На десятый день пулеметы замолкли. Легионеры шли по улицам города, как по африканской пустыне. Эти разноплеменные люди требовали веселья. Они ругались по-немецки и пели португальские частушки. Саблями они рубили куриц. Они крошили дома, черными ногтями впивались в пуховики, и громко зевая от усталости, они пороли штыками животы шахтеров. Они сожгли театр: они хотели зрелищ. Я видел музу трагедии Мельпомену, она одна уцелела, с отбитым носом, с прокопченными волосами, собранными в узел, с пустыми глазами трагедии, женщины, статуи.

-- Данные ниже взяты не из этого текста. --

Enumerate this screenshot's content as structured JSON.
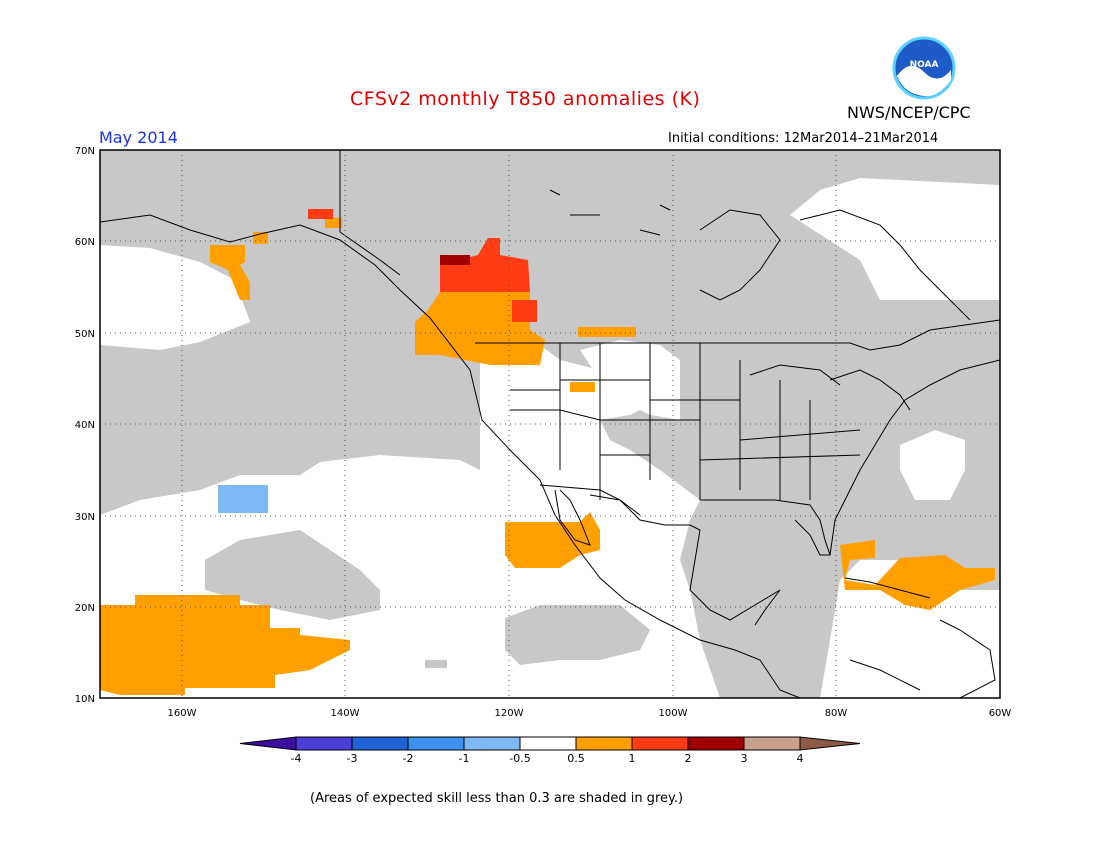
{
  "title": "CFSv2 monthly T850 anomalies (K)",
  "period": "May 2014",
  "initial_conditions": "Initial conditions: 12Mar2014–21Mar2014",
  "agency": "NWS/NCEP/CPC",
  "logo_text": "NOAA",
  "footnote": "(Areas of expected skill less than 0.3 are shaded in grey.)",
  "map": {
    "lon_range": [
      -170,
      -60
    ],
    "lat_range": [
      10,
      70
    ],
    "lat_ticks": [
      "70N",
      "60N",
      "50N",
      "40N",
      "30N",
      "20N",
      "10N"
    ],
    "lon_ticks": [
      "160W",
      "140W",
      "120W",
      "100W",
      "80W",
      "60W"
    ]
  },
  "colorbar": {
    "labels": [
      "-4",
      "-3",
      "-2",
      "-1",
      "-0.5",
      "0.5",
      "1",
      "2",
      "3",
      "4"
    ],
    "colors": [
      "#3c0ea0",
      "#4a3ed6",
      "#1f63d6",
      "#3d91ef",
      "#7fb9f5",
      "#ffffff",
      "#ffa000",
      "#ff3c14",
      "#a00000",
      "#c8a08c",
      "#8c5a46"
    ]
  },
  "colors": {
    "grey_skill": "#c8c8c8",
    "title_red": "#e00000",
    "period_blue": "#1a33e6"
  }
}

Я был в лачуге старухи Долорес. У нее черные глаза и ослепительно белые волосы. Она вырастила двух сыновей, соля слезами жесткий испанский хлеб. У нее было свое ремесло: она обмывала покойников. Когда умирал майор королевской армии, звали старуху Долорес. Ее всегда звали „старухой“: она поседела, когда ей не было тридцати, в сорок она согнулась, как маслина, сбитая морским ветром. Старуха Долорес мыла желтое тело покойника. Потом труп одевали в парадный мундир. Мертвый майор лежал в соборе, среди святых с женскими кудрями, среди звона, лилий и тления. Старуха Долорес мыла сотни тел, изъеденных язвами, вспухших от водянки, иссохших и похожих на птичьи скелеты. Она отсчитывала медяки и варила детям горох. Был октябрьский день. В лачугу старухи Долорес вошли легионеры. Хуана они убили на месте. Младшего — Пепе — они долго гоняли по крутым холмам. Они застрелили его в оранжерее, среди битого стекла и роз.

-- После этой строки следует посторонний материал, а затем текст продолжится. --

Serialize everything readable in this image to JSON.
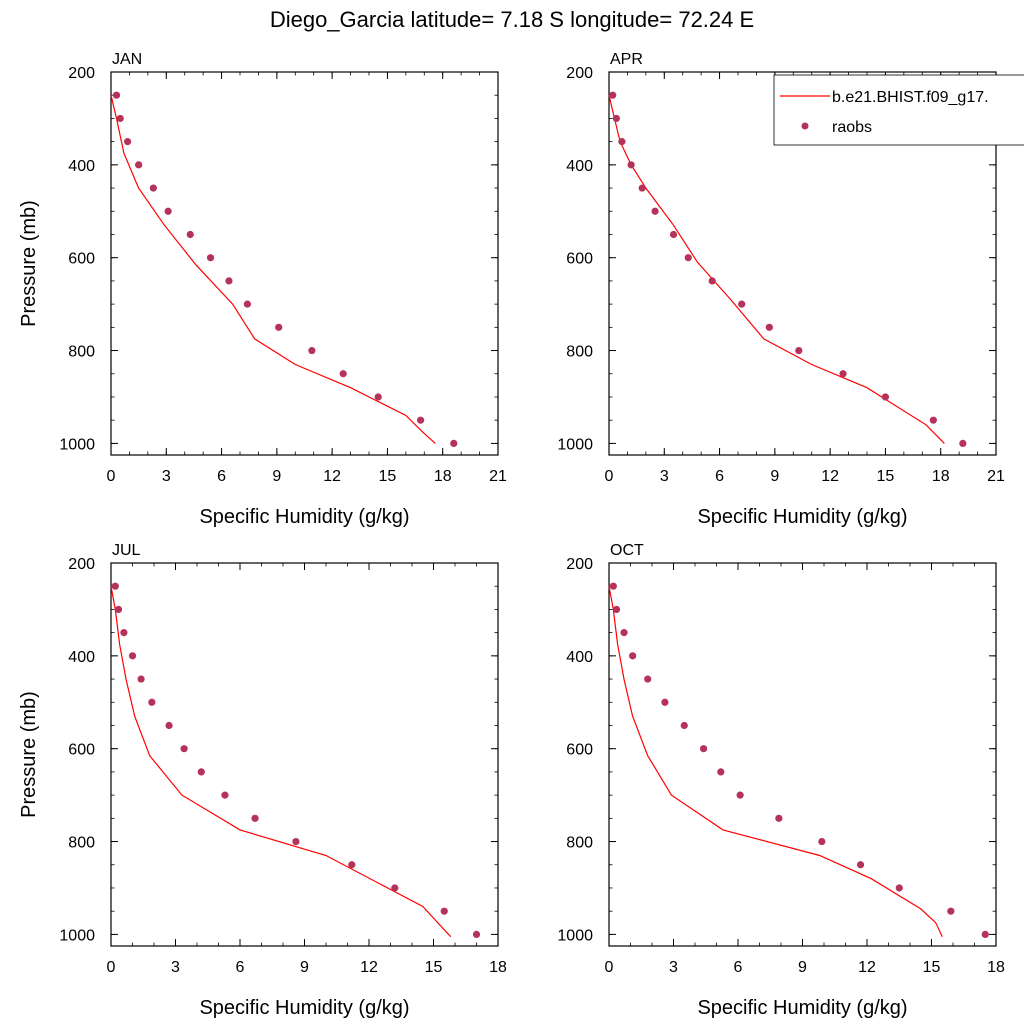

Старуха Долорес сидела на койке, когда дверь раскрылась и вошел легионер. Она выпрямилась, выпростала свои костлявые руки и закричала: „Не гляди, что старуха!.. Я рожать буду!.. Новых! Другие родят! Мы вас перебьем!“

Старуха Долорес сказала мне: „Он сперва замахнулся. Он здесь стоял — где ты. Потом бросил ружье. Я спросила: „Что ты стоишь?“ Он не ответил. Я поставила миску на стол: „Ешь, собака!“ Он стал хлебать. Потом я сказала: „Уходи“. Он не уходил. Он валялся у меня в ногах. Потом он ушел, а ружья не взял. Я закопала. Когда наши вышли из тюрьмы, я отнесла ружье в комитет. Я сказала: „Научите меня стрелять. Мы их перебьем, всех перебьем!“

Старуха Долорес подняла сухую руку, сжала пальцы в кулак и что-то прокричала среди тишины дождливого вечера.